Apple design chief Jony Ive could be risking a delay for iOS 7 in order introduce a complete user interface overhaul to the software that includes "dramatic changes," reports say.
Bloomberg cites anonymous sources in a report on Wednesday that claims Ive, who took on software design responsibilities in addition to his hardware design leadership following an executive shakeup at Apple last year, has envisioned major revamp of iOS for the next iteration of the operating system, expected to be unveiled at WWDC in June.
In October, Apple CEO Tim Cook made the decision to make changes to the company's leadership in order to encourage collaboration among teams. This shakeup involved ousting software head Scott Forstall, and passing the software responsibilities on to Ive.
It's been reported that, as a result of the shakeup, Ive has ordered a major redesign of iOS, which has not seen an overhaul since it was rolled out in 2007. This redesign is expected to be 'flatter' and will likely see the end of skeuomorphic design elements that Forstall is said to have loved, such as realistic-looking wooden bookshelves and stitching within apps.
Bloomberg's sources say that Ive is "exploring more dramatic changes" for the calendar and email apps, and is also "methodically reviewing" new designs, but added that these changes may not be ready this year and therefore might be pushed back to following releases.
These significant changes mean that engineers are "racing" to finish iOS 7 in time to preview it at WWDC 2013, which kicks off on 10 June.
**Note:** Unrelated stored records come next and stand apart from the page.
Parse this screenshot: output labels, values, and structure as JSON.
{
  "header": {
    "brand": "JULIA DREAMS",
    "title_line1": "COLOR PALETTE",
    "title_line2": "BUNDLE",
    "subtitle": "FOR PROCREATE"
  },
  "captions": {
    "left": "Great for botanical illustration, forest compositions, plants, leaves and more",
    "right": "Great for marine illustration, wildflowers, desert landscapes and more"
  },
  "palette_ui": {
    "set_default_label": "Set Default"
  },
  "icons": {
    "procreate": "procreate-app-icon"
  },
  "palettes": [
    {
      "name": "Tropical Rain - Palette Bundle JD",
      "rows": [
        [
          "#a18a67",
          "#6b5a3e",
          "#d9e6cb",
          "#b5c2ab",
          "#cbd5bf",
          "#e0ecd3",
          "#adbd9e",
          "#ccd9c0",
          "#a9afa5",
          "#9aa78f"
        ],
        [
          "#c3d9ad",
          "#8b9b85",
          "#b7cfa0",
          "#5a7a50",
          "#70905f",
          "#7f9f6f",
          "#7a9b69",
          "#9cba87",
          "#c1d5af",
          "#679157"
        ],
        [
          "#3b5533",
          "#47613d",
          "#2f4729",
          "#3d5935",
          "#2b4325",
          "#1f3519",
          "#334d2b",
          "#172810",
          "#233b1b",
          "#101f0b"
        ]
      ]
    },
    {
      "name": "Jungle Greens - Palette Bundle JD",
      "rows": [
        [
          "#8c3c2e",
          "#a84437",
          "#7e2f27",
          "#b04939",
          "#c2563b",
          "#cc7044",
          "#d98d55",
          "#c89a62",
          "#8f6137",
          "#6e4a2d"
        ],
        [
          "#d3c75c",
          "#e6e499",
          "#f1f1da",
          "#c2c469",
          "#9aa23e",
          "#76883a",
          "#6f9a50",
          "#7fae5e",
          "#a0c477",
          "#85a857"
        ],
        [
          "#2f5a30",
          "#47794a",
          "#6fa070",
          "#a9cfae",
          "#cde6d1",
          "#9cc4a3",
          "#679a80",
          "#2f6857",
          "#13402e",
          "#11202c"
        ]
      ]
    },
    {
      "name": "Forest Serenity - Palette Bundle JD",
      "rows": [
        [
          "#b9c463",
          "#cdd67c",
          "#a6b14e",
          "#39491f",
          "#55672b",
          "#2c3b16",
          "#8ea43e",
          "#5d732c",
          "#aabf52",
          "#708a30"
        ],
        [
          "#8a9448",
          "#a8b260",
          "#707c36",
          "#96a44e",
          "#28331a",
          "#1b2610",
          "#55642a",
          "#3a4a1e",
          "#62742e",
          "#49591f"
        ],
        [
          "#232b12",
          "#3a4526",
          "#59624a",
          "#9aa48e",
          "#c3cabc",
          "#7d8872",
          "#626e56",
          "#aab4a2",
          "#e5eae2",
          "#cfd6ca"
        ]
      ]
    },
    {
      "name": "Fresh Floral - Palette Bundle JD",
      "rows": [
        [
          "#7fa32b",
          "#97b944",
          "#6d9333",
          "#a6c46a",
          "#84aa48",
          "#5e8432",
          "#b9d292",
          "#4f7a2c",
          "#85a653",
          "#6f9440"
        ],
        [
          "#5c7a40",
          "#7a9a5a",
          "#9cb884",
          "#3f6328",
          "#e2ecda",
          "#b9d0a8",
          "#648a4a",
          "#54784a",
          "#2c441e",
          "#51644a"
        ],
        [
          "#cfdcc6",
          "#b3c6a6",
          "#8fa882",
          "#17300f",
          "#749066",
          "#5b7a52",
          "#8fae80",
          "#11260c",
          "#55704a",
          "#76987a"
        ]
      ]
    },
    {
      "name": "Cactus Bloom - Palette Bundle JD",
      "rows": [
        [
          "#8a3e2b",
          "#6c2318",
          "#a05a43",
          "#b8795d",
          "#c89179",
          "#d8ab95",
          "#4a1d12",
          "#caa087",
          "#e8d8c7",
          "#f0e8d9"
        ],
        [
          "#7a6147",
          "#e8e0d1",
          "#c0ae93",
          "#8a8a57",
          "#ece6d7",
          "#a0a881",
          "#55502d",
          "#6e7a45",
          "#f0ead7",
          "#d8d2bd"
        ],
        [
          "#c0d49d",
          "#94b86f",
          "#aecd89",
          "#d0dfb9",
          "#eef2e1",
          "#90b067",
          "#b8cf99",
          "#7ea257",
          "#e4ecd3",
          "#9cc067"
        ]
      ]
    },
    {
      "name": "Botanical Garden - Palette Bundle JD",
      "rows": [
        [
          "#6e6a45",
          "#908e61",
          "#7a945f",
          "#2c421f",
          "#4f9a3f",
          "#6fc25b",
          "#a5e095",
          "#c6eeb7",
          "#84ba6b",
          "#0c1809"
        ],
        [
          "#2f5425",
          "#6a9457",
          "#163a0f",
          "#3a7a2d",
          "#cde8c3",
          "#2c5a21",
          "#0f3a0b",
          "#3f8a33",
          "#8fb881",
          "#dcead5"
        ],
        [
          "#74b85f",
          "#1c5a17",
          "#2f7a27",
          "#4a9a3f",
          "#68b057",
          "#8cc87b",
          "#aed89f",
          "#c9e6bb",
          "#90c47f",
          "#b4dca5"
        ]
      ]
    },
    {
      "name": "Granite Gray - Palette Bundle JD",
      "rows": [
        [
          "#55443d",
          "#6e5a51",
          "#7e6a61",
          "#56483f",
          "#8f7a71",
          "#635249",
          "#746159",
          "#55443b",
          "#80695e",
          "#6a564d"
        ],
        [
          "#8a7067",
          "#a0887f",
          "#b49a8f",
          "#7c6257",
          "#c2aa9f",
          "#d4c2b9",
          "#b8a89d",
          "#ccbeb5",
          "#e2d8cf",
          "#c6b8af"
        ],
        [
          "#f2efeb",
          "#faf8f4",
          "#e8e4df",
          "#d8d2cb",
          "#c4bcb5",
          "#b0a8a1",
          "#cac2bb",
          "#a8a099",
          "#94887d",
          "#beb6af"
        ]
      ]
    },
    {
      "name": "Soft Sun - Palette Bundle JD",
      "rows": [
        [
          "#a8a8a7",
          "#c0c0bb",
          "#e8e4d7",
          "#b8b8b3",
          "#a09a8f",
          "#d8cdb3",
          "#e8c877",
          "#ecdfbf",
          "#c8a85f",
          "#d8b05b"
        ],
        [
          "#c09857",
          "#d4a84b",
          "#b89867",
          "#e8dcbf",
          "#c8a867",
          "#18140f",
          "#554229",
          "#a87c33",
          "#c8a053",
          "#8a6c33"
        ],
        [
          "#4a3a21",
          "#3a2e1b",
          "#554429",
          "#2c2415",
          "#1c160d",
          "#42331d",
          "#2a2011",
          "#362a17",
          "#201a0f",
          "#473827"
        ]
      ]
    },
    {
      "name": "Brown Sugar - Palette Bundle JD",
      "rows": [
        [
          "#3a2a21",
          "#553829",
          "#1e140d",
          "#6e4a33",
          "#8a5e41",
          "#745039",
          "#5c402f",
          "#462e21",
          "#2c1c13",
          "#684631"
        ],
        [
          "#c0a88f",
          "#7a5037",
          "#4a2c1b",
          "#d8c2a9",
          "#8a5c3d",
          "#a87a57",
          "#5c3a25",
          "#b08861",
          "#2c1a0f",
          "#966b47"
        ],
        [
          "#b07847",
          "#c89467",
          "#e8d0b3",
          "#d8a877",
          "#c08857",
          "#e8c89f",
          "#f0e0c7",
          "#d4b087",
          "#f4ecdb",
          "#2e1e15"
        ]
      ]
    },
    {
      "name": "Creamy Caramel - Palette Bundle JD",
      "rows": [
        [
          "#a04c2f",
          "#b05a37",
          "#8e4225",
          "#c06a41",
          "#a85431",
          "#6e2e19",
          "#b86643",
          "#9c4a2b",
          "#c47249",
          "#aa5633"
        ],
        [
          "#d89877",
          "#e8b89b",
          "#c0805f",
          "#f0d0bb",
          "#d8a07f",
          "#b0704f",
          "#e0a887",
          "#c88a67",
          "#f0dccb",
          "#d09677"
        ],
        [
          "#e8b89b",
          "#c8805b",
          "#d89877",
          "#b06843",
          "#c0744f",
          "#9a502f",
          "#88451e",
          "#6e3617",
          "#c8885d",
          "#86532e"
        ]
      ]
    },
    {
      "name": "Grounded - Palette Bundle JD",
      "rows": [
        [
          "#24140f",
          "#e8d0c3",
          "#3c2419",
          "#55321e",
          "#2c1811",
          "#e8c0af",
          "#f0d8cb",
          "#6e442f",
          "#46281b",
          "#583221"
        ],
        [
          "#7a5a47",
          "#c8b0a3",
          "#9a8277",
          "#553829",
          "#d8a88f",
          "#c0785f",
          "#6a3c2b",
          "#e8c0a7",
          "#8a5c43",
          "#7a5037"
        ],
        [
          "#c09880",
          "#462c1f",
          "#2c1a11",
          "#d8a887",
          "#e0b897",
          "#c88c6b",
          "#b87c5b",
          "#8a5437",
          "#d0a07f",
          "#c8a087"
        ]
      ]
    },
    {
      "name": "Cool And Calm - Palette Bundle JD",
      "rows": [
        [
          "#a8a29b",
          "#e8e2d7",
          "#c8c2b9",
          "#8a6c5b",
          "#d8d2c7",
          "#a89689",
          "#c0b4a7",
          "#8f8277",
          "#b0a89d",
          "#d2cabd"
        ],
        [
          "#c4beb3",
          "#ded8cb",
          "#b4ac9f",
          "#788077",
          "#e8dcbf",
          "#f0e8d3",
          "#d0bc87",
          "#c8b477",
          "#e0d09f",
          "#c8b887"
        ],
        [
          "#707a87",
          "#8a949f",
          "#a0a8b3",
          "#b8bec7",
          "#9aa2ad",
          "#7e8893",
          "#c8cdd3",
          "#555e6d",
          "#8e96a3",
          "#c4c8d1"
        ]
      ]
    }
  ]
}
Bloomberg's sources say that Apple still expects to have iOS 7 ready to roll out to iPad and iPhone users in September, but that internal deadlines have been pushed back, meaning features will be submitted for testing later than in previous releases.
Bloomberg reiterates the rumour that Apple has pulled engineers from the OS X 10.9 team over to help with iOS 7, a claim first voiced by Daring Fireball's John Gruber last month. In addition, the report also highlights Gruber's claim that engineers working on iOS 7 have had a film placed over their iPhone screens to prevent onlookers from spotting the changes in the new operating system, suggesting that these changes must therefore be significant.
"Longer term, Ive also has shown interest in altering how people control their computers," Bloomberg's report goes on to say, explaining that Ive is said to have met with gesture technology makers to discuss control methods that don't involve touching the screen, in a way similar to the gesture control used for Microsoft's Kinect.
This technology is low-priority though, as the company is focusing on improving mobile software ahead of the launch of the next iPhone, which could arrive in September.